Because 13 is a scarier number than 10 so in the spirit of Halloween...
13: The Walls are Bleeding - well at least they're not puking! That'd really be a problem!
12: There's a Zombie in your Shower - and his bits and pieces are falling off and clogging the drain!
11: A Nexxus to Hell Opens in your Pantry - and all the Doritos got sucked in!
10: You Call an Old Priest and a Young Priest - because Satan!
9: There's a Screaming Corpse in the Basement - and the noisy fucker is keeping you up all night!
8: Donald Trump is Still the President - because...yeah.
7: Goblins Braid your Hair at Night - but it's your pubic hair!
6: A Family of Skeletons Lives in your Attic - and you don't even have an attic!
5: There are Bodies Buried in your Backyard - and they're pissed!

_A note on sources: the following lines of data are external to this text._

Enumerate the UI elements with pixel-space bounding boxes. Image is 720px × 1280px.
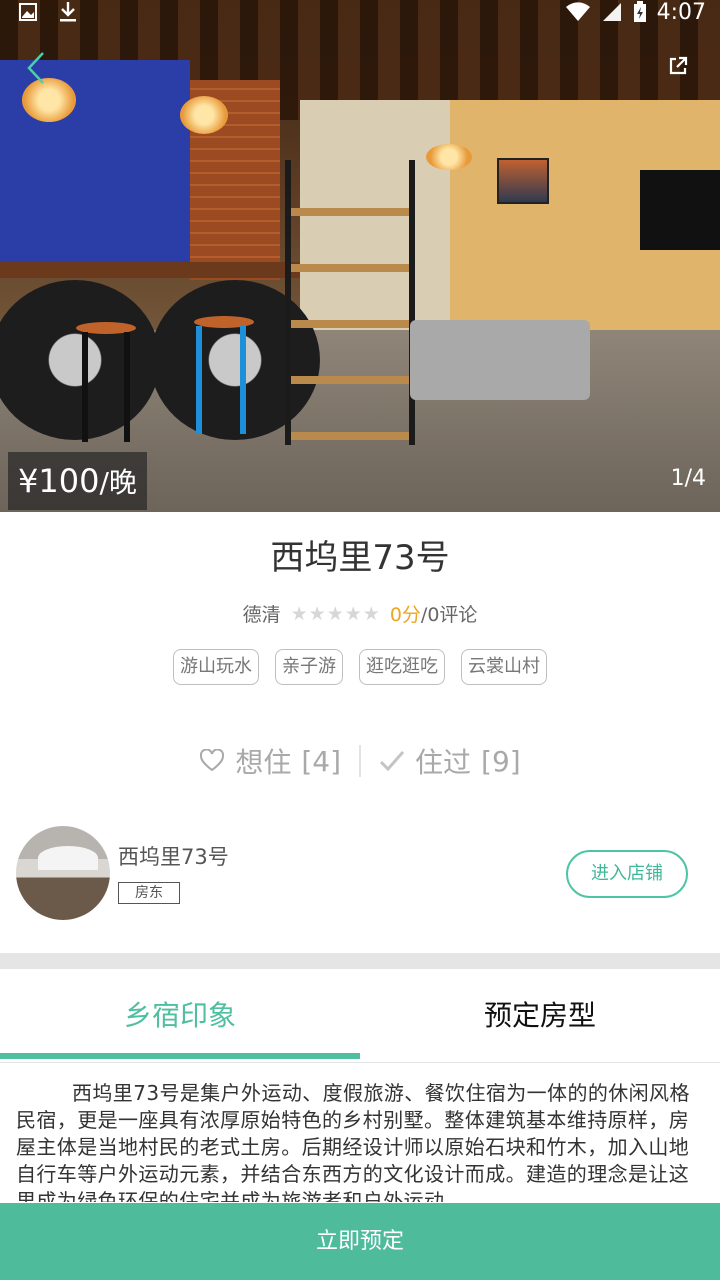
photo-lamp <box>180 96 228 134</box>
gallery-counter: 1/4 <box>670 466 706 491</box>
heart-icon <box>200 749 225 772</box>
photo-sofa <box>410 320 590 400</box>
enter-shop-button[interactable]: 进入店铺 <box>566 850 688 898</box>
review-count: /0评论 <box>420 604 478 626</box>
download-icon <box>60 2 76 22</box>
share-button[interactable] <box>668 56 690 78</box>
rating-score: 0分 <box>389 604 421 626</box>
photo-stool-leg <box>124 332 130 442</box>
tag[interactable]: 游山玩水 <box>173 649 259 685</box>
external-link-icon <box>669 56 688 75</box>
listing-title: 西坞里73号 <box>270 538 450 578</box>
location-label: 德清 <box>242 604 281 626</box>
tag[interactable]: 逛吃逛吃 <box>359 649 445 685</box>
status-time: 4:07 <box>656 0 706 25</box>
stayed-count: [9] <box>481 744 521 778</box>
star-icon: ★ <box>308 602 326 625</box>
listing-meta: 德清 ★ ★ ★ ★ ★ 0分/0评论 <box>0 600 720 627</box>
chevron-left-icon <box>27 52 44 84</box>
star-icon: ★ <box>362 602 380 625</box>
section-divider <box>0 953 720 969</box>
wifi-icon <box>565 2 590 22</box>
photo-bar-counter <box>0 262 300 278</box>
price-unit: /晚 <box>99 466 137 499</box>
status-bar: 4:07 <box>0 0 720 25</box>
photo-shelf <box>285 160 415 445</box>
photo-tv <box>640 170 720 250</box>
avatar[interactable] <box>16 826 110 920</box>
photo-painting <box>497 158 549 204</box>
rating-stars: ★ ★ ★ ★ ★ <box>291 603 380 625</box>
back-button[interactable] <box>18 48 54 88</box>
gallery-photo[interactable] <box>0 0 720 512</box>
tag[interactable]: 云裳山村 <box>461 649 547 685</box>
stayed-button[interactable]: 住过 [9] <box>361 741 539 781</box>
tab-bar: 乡宿印象 预定房型 <box>0 969 720 1063</box>
host-role-badge: 房东 <box>118 882 180 904</box>
image-icon <box>19 3 37 21</box>
tab-impression[interactable]: 乡宿印象 <box>0 969 360 1063</box>
description-text: 西坞里73号是集户外运动、度假旅游、餐饮住宿为一体的的休闲风格民宿，更是一座具有… <box>16 1081 690 1202</box>
book-now-button[interactable]: 立即预定 <box>0 1203 720 1280</box>
photo-stool-leg <box>82 332 88 442</box>
signal-icon <box>602 3 621 21</box>
photo-stool-leg <box>196 326 202 434</box>
action-row: 想住 [4] 住过 [9] <box>0 740 720 782</box>
price-badge: ¥100 /晚 <box>8 452 147 510</box>
want-button[interactable]: 想住 [4] <box>181 741 359 781</box>
stayed-label: 住过 <box>415 746 472 779</box>
price-amount: ¥100 <box>18 462 100 500</box>
want-count: [4] <box>301 744 341 778</box>
star-icon: ★ <box>290 602 308 625</box>
battery-charging-icon <box>633 1 646 22</box>
tab-room-types[interactable]: 预定房型 <box>360 969 720 1063</box>
host-name: 西坞里73号 <box>118 845 229 869</box>
want-label: 想住 <box>235 746 292 779</box>
tag-list: 游山玩水 亲子游 逛吃逛吃 云裳山村 <box>0 649 720 685</box>
photo-stool-leg <box>240 326 246 434</box>
avatar-umbrella <box>38 846 98 870</box>
host-card: 西坞里73号 房东 进入店铺 <box>0 826 720 922</box>
check-icon <box>379 751 405 772</box>
photo-lamp <box>426 144 472 170</box>
star-icon: ★ <box>344 602 362 625</box>
star-icon: ★ <box>326 602 344 625</box>
tag[interactable]: 亲子游 <box>275 649 343 685</box>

4: A Coven of Witches Eat your Children - without your permission!
3: Did I mention a Nexxus to Hell opens in...yeah, I did that one.
2: I'm running out of idea so we'll say Your Bed is Shaking - and not for a good reason!
and the number one sign your house is haunted...
1: People Pay Admission just to Walk Through!
Keep this list going by adding your own in the comments.
You get no reception and when you do it’s stuck on Fox News!
Is that what they call hell on earth?
There are Jehovah's Witnesses standing at every door and window (even the second floor) refusing to leave. Like vampires, they need to be invited in and they never leave without sucking your blood.